In a Senate that narrowly avoided a meltdown over judicial nominations earlier in the year, much of the speechmaking seemed framed by the coming confirmation struggle.

"America needs judges who are fair, independent, unbiased and committed to equal justice under the law," said Majority Leader Bill Frist, R-Tenn. "I look forward to working with my colleagues to ensure a fair confirmation process in the Senate that will ensure the Supreme Court is at full strength to start its next term in October.

Liberal Democrats said they understood Bush would name a conservative, and signaled a willingness to go along, up to a point.

Sen. Edward M. Kennedy, D-Mass., said he hoped Bush would name a replacement who was a "a conservative ... who is in the mainstream of judicial thinking."

The remark stirred echoes of Democratic filibusters against several of Bush's appeals court nominees whom Democrats had attacked for years as outside the mainstream.

Partisans on both sides have been preparing for a vacancy for months. Given her opinions on abortion, O'Connor's decision to step down raised the stakes for partisans on both sides of the issue.

Senate aides of both parties held strategy meetings during the day.

Republicans were instructed to say Bush's choice deserved an "up or down vote," and that no litmus test should be applied, whether on abortion or any other issue.

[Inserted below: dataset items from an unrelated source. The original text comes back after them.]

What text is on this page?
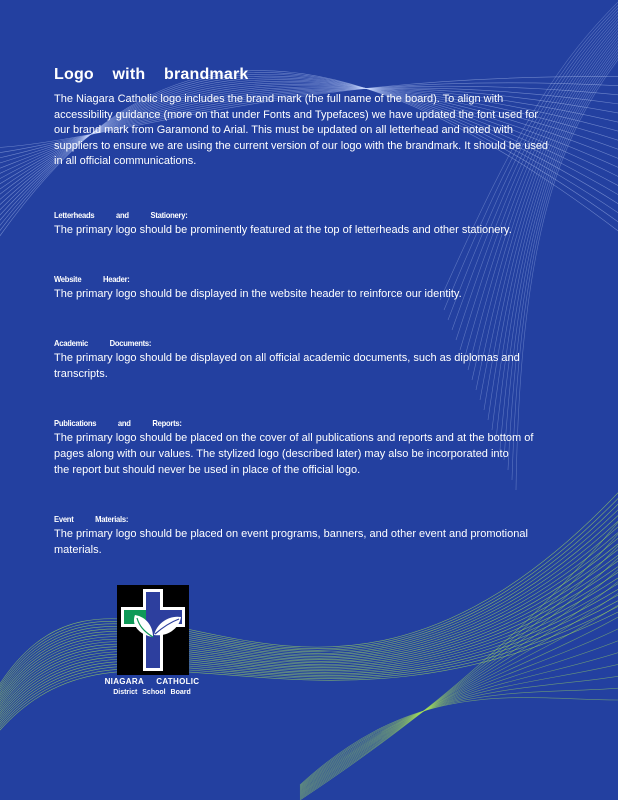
Logo with brandmark

The Niagara Catholic logo includes the brand mark (the full name of the board). To align with accessibility guidance (more on that under Fonts and Typefaces) we have updated the font used for our brand mark from Garamond to Arial. This must be updated on all letterhead and noted with suppliers to ensure we are using the current version of our logo with the brandmark. It should be used in all official communications.

Letterheads and Stationery:

The primary logo should be prominently featured at the top of letterheads and other stationery.

Website Header:

The primary logo should be displayed in the website header to reinforce our identity.

Academic Documents:

The primary logo should be displayed on all official academic documents, such as diplomas and transcripts.

Publications and Reports:

The primary logo should be placed on the cover of all publications and reports and at the bottom of pages along with our values. The stylized logo (described later) may also be incorporated into

the report but should never be used in place of the official logo.

Event Materials:

The primary logo should be placed on event programs, banners, and other event and promotional materials.

NIAGARA CATHOLIC
District School Board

Bush pledged to consult with Senate leaders. He later talked with Frist, Specter and Sen. Pat Leahy, D-Vt., the senior Democrat on the Judiciary Committee.

Officials said they expected the Judiciary Committee to hold hearings three to six weeks after Bush submits a nomination, perhaps beginning in August when Congress is customarily gone.

Three to five days of testimony are likely, during which the panel would hear from the nominee as well as outside interest groups both for and against him or her.